US States enforcing new age verification for adult content—how could this be done properly?
Seeing the news about Utah and Virginia over in the US, there’s been a lot of discourse about how unsafe it is to submit government ID online. Even the states that have their own age-verification portals are likely to introduce a lot of risk of leaks, phishing, and identity theft.
My interest, however, focused on this as an interesting technical and legislative problem. How _could_ a government impose age-verification control in a better way?
My first thought would be to legislate the inclusion of some sort of ISP-level middleware. Any time a user tried to access a site on the government provided list of adult content, they’d need to simply authenticate with their ISP web credentials.
Parents could give their children access to the internet at home or via cellular networks knowing this would block access to adult content and adults without children could login to their ISP portal and opt-out of this feature.
As much as I think these types of blocks aren’t particularly effective—kids will pretty quickly figure out how to use a VPN—I think a scheme like mine would be at least _as effective_ as the one the governments have mandated without adding any new risk to users.
What do you all think? Are any of you from these states or other regions where some sort of age-restriction is enforced? How does this work where you are from?
Edit:
Using a simple captive portal—just like the ones on public wifi—would probably be the simplest way to accomplish this. It’s relatively low friction to the end-user, most web browsers will deal with the redirect cleanly despite the TLS cert issues, and it requires no collection of any new PII.
Also, I don’t think these types of filters are useful or worth legislating, I’m just looking at ways to implement them without harming security or privacy.

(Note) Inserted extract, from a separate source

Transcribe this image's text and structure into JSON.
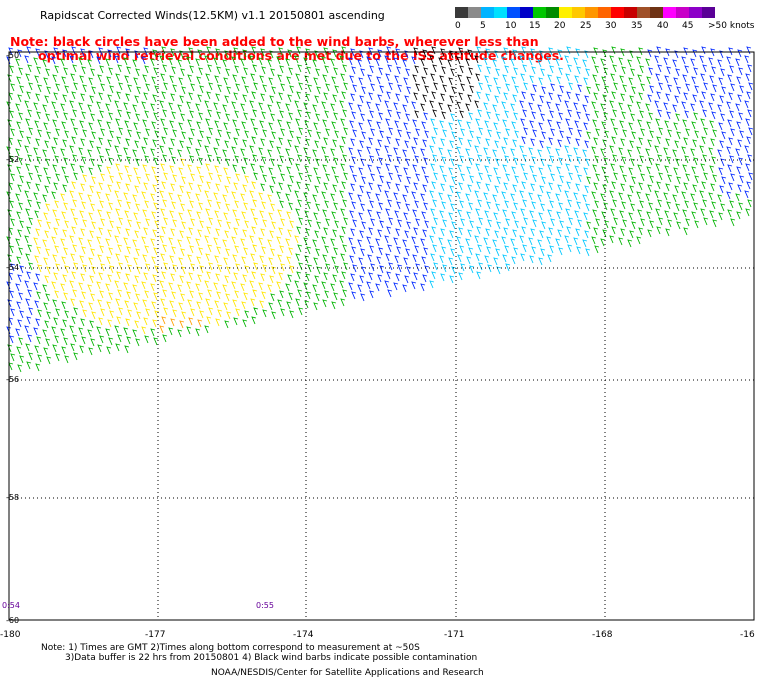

I don’t really like all these anti-porn laws. If kids want porn, there are too many leaky buckets they can drink from. Hell, they could just messages pics and videos to each other.
That said, if we are forced to do strong verification, the best I can think of is some sort of mix of the ideas we use for certificate authorities and oauth.
Certificate authorities are really just trusted identity providers. In my solution, you would choose from a list of trusted identity providers. You provide them with all the private information necessary for them to validate your identity. From there a third party can validate information about you with your permission.
The way this workflow would work is similar to oauth workflows people are familiar with for Google, Facebook, and other single sign-on solutions. You go to a adult site, select your provider from a list of trusted identity providers, the adult site redirects you to the provider site, you log in and give the adult site the privilege to verify you are over 18. The browser redirects to the adult site. The adult site would get nothing else about you besides what identify provider you use and if you are over 18.
Now ultimately, you have to give your private details to someone but at least you don’t have to give it to everyone. Unfortunately, your provider could potentially keep track of what sites you are allowing to verify your information. We would need strict laws on these providers on what records they are allowed to keep.
I definitely agree that these types of blocking are ineffective and generally do more harm than good, but if governments are going to push for this stuff, it would be good to have a solution that doesn’t harm people’s security and privacy.
Another idea is to actually use mutual TLS. Your browser provides your certificate. That certificate has nothing else in it but your status as an adult. Still have to give a certificate authority your information though.
@TheCuriousCoder87
You wouldn’t necessarily have to actually give a CA any details about yourself, just integrate this into the existing ISP portals.
An adult can log into the provider’s website and click to generate any client certs they need.
I think this method is maybe a bit _too_ technical (compared to a simple captive portal like you get on public wifi) but I think it would work okay as long as end-users didn’t have to go to a 3rd-party or provide any additional information to their ISP to use it.
On the plus side, we could repurposed this system to prevent a lot of types of online fraud. You could use a provider to create a online bank account, sign documents, and other things that require identity.
On the negative side, a lot of sites might start requiring it just because they want to know who you are for advertising purposes.